Best Buy Deals With Store Revolt On Price-Matching
Written by Evan SchumanThe more chains try to dictate merged channel strategies—where online, mobile, in-store and call center are all part of one big happy homogeneous family—the more day-to-day realities interfere. Today’s object lesson is from Best Buy. (Yes, again.) The merged channel issue here is compensation and credit; specifically, price-matching products from BestBuy.com in-store. The problem: Price-matching the E-Commerce site erodes margins and makes the store look bad, while sending the customer to a kiosk or their phone to order online makes the problem go away. The corporate problem: That’s against policy. The corporate solution: Make the problem go away by ordering it to go away.

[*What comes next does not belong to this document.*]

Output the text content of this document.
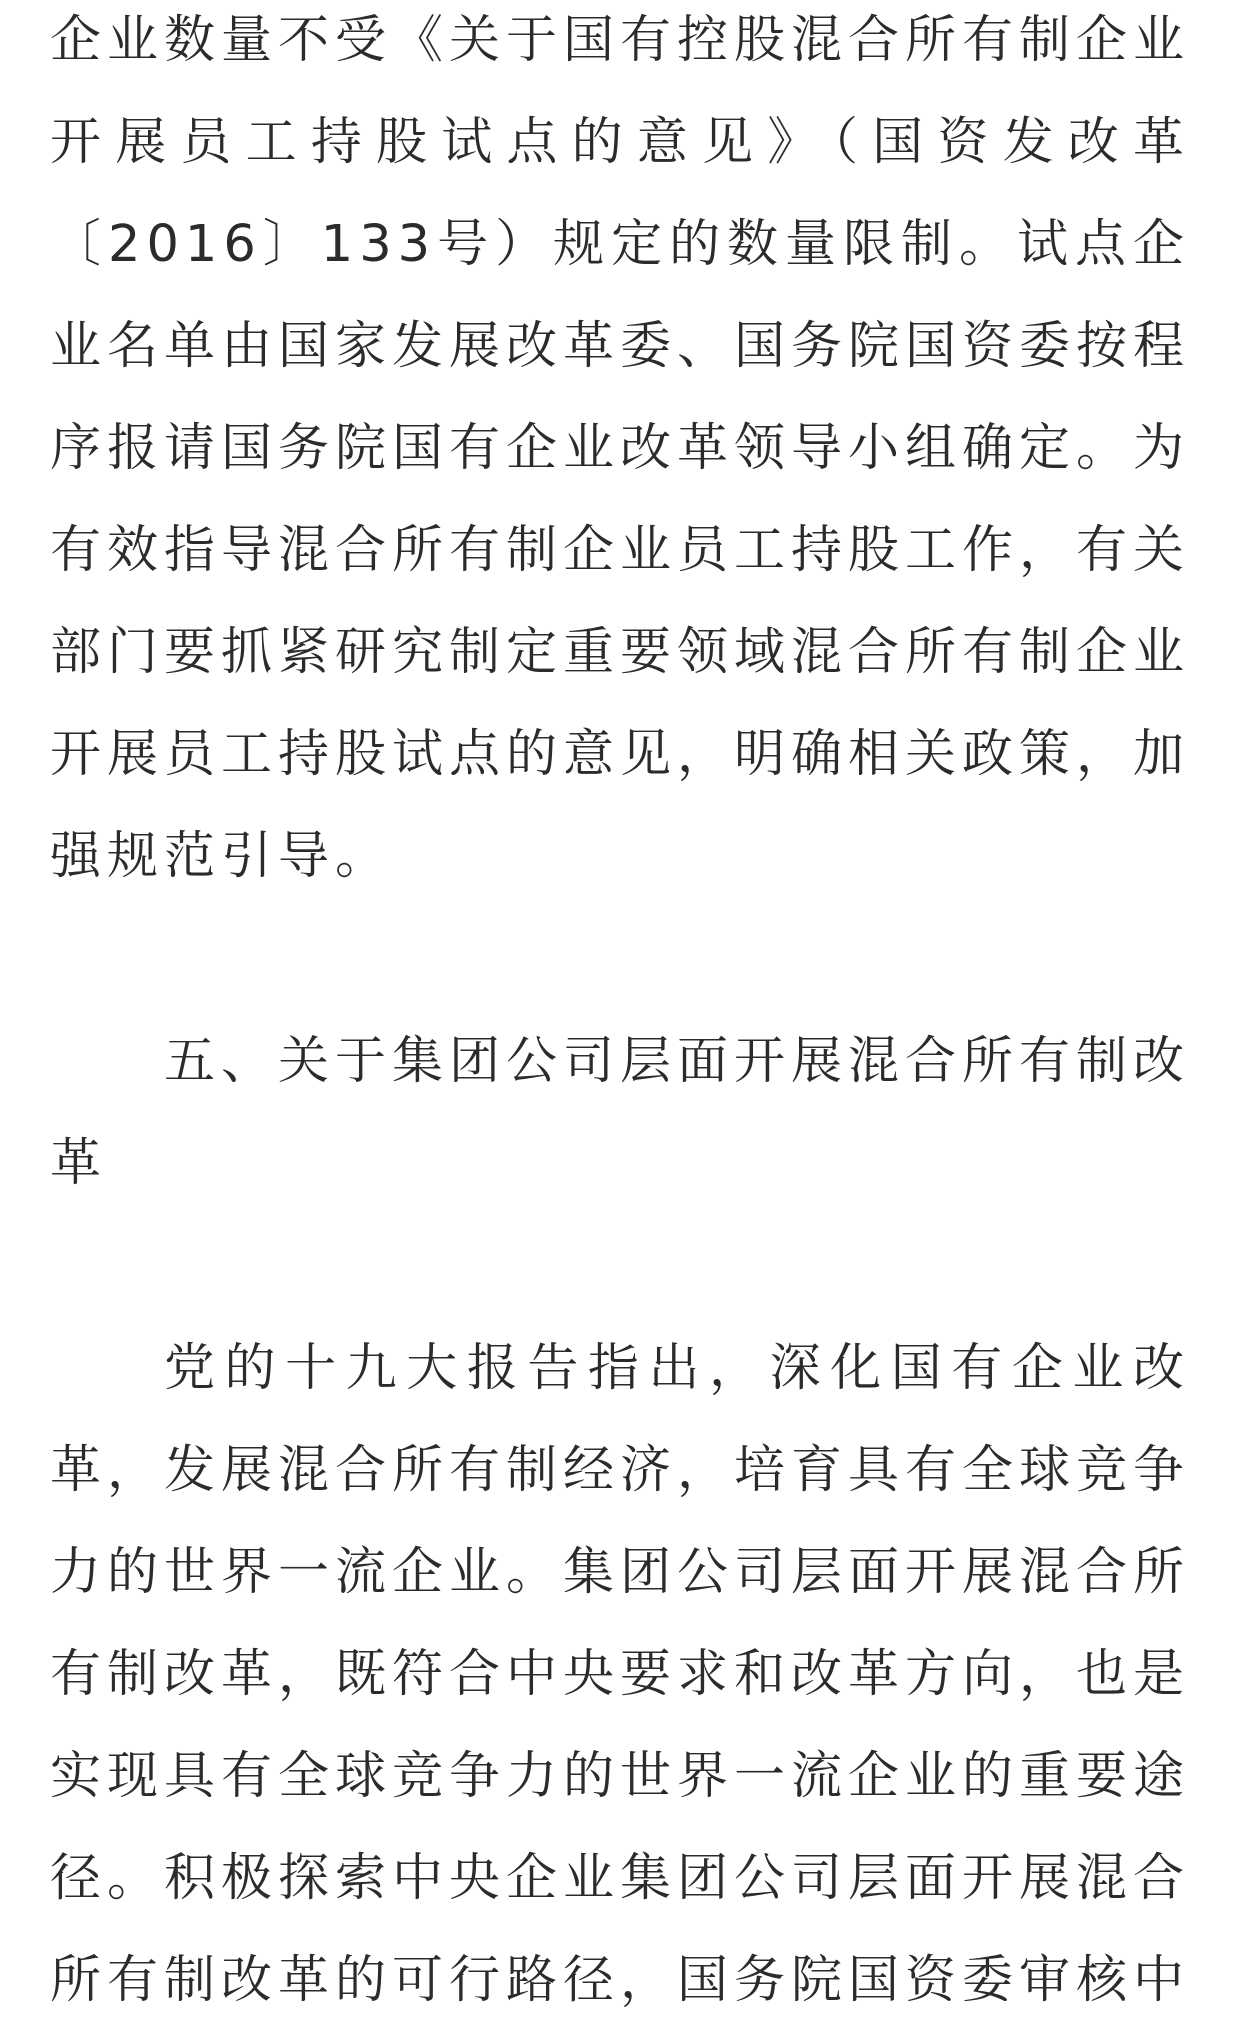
企业数量不受《关于国有控股混合所有制企业开展员工持股试点的意见》（国资发改革〔2016〕133号）规定的数量限制。试点企业名单由国家发展改革委、国务院国资委按程序报请国务院国有企业改革领导小组确定。为有效指导混合所有制企业员工持股工作，有关部门要抓紧研究制定重要领域混合所有制企业开展员工持股试点的意见，明确相关政策，加强规范引导。

五、关于集团公司层面开展混合所有制改革

党的十九大报告指出，深化国有企业改革，发展混合所有制经济，培育具有全球竞争力的世界一流企业。集团公司层面开展混合所有制改革，既符合中央要求和改革方向，也是实现具有全球竞争力的世界一流企业的重要途径。积极探索中央企业集团公司层面开展混合所有制改革的可行路径，国务院国资委审核中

The issue started with one store (that we know of) posting a homemade sign telling customers, in effect, “Hey! You want online prices? Go buy online. You want to buy in our store? Pay what’s on the &^@&! pricetag.” Best Buy corporate heard about the sign and ordered all stores to indeed play by the rules and price-match. That’s fine, except the chain didn’t address the underlying issue. If that memo said brick-and-mortar managers will no longer have to take the hit for the lower margins of a dot-com price-match, then the problem would go away. Given Best Buy’s history on this issue, it is certainly likely.